Нам лечь, где лечь, И там не встать, где лечь. …………… И, задохнувшись «Интернационалом», Упасть лицом на высохшие травы И уж не встать…

Это не была тема жертвенности. Нет, это были раздумья, полные суровой романтики, невыразимой горечи и правды, правды без прикрас. Это были нелегкие, но честные раздумья.

Павка пытался уйти добровольцем еще на финскую войну, но студентов старших курсов, как правило, не брали. Ему отказали. Как и все ифлийцы, Павел тяжело переживал гибель на финском фронте Миши Молочко, Жоры Стружко и других наших товарищей. Их смерть потрясла нас. Мы стали намного старше. Мысленно мы уже примеряли шинели…

Мы стояли в кассе Большого театра. И вдруг, оттесняя нас к окошку, прошла группа толстых, нагловатых господ в шляпах.

— Кто это? — спросил я Павку.

— Немцы…

Был подписан договор о ненападении с Германией. Честно говоря, мы не совсем хорошо разбирались тогда в очень сложной международной обстановке, в целях этого договора.

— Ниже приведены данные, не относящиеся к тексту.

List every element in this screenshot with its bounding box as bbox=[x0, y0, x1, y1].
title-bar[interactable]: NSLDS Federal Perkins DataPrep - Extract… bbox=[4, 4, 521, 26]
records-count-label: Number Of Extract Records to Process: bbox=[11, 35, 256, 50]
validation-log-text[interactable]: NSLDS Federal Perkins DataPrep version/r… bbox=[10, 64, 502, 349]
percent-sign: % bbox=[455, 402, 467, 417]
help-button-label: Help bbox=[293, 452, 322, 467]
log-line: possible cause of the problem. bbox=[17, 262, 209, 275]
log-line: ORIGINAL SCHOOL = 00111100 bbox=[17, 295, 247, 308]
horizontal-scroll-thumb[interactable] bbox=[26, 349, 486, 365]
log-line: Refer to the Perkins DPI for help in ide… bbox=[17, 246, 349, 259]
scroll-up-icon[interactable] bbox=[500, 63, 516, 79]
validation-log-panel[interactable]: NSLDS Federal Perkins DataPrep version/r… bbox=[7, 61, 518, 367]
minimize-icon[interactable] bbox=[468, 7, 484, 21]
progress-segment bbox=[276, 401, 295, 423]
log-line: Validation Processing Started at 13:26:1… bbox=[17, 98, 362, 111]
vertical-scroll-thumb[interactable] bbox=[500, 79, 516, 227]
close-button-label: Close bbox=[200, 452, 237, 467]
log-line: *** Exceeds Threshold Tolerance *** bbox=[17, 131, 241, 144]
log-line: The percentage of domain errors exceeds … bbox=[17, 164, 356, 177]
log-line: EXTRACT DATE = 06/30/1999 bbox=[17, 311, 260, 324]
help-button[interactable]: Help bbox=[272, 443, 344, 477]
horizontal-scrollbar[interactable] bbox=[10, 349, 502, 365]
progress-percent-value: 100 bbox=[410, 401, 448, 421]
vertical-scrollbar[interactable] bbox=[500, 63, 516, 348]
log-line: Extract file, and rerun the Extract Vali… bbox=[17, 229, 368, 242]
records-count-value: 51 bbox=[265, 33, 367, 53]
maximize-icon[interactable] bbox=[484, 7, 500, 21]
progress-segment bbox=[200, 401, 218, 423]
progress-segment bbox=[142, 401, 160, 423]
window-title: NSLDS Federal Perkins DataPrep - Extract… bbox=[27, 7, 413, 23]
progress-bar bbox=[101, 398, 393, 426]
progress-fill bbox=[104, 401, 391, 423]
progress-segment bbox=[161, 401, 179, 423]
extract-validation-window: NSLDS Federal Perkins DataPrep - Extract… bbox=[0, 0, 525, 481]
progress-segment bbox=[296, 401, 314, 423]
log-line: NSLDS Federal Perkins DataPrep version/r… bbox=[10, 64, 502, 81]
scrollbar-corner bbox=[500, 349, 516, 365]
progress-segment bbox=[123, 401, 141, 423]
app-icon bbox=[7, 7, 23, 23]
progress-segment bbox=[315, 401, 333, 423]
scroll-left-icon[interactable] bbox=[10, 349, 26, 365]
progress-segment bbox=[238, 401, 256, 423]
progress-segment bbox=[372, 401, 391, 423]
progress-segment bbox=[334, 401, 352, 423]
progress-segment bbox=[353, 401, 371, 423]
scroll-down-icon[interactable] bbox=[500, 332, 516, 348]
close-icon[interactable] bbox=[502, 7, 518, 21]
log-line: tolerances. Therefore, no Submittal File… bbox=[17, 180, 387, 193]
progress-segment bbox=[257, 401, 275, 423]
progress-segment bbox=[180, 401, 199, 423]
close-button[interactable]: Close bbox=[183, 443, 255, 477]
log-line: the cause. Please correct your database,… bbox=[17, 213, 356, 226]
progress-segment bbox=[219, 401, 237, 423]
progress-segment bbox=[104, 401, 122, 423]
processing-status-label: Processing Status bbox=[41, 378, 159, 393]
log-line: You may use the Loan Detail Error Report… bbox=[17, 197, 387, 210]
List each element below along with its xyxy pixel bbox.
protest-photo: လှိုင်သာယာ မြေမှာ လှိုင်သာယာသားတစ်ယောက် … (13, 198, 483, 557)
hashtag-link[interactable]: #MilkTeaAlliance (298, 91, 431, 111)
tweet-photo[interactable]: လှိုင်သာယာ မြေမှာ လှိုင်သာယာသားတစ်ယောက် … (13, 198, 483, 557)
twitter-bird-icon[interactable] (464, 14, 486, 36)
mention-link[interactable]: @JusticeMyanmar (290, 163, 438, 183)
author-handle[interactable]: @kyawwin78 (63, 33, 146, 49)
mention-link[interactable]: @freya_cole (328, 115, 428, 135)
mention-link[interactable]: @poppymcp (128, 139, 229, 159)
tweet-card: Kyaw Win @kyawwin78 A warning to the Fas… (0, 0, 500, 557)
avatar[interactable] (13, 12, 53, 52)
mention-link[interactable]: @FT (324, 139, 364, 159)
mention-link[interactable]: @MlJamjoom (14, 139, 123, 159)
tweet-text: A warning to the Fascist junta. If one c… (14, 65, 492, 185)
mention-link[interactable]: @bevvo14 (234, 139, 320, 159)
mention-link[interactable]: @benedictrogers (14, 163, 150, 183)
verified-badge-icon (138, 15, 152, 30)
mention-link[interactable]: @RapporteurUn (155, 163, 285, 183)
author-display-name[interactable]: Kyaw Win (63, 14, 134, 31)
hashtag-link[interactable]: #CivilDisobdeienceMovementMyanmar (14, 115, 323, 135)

Мы знали: война идет к нам, Гитлер готовится напасть на нас. Фашизм поднимался коричневым ядовитым облаком над Европой.

Весной 1941 года шли грозовые дожди. Стоим во дворе ИФЛИ. Зашел разговор о войне. Прищурившись на солнце, Павка как-то просто и тихо сказал:

— Я с нее не вернусь, с проклятой, потому что полезу в самую бучу. Такой у меня характер.

Так и случилось. И в одной из братских могил на сопке Сахарная голова, под Новороссийском, вечным сном спит большой поэт и чудесный юноша Павел Коган, погибший на той, как нам казалось, последней войне. Последней ли?..

Перед отъездом из Москвы я с ним говорил по телефону, кажется в августе 1941 года. Павка сказал, что едет в Куйбышев. Договорились встретиться. Но встретиться в те тяжкие дни двум военным курсантам было делом нелегким…

* * *

Каждый раз, когда я иду или еду по Ленинградскому проспекту, я вспоминаю Павку, его глуховатый, ласковый голос, его чудесную улыбку, его умные, немного грустные глаза.

Никогда мы не простим тем, кто его убил. Никогда не забудем тебя, ты слышишь, Павка!

Давид Самойлов

Поколение сорокового года

Лет двадцать с лишком назад, до войны (а теперь уже можно писать — в конце тридцатых годов), по Москве ходило множество молодых поэтов. Впрочем, и сейчас, наверное, молодых поэтов в Москве не меньше, просто я не всех знаю, а тогда знал всех.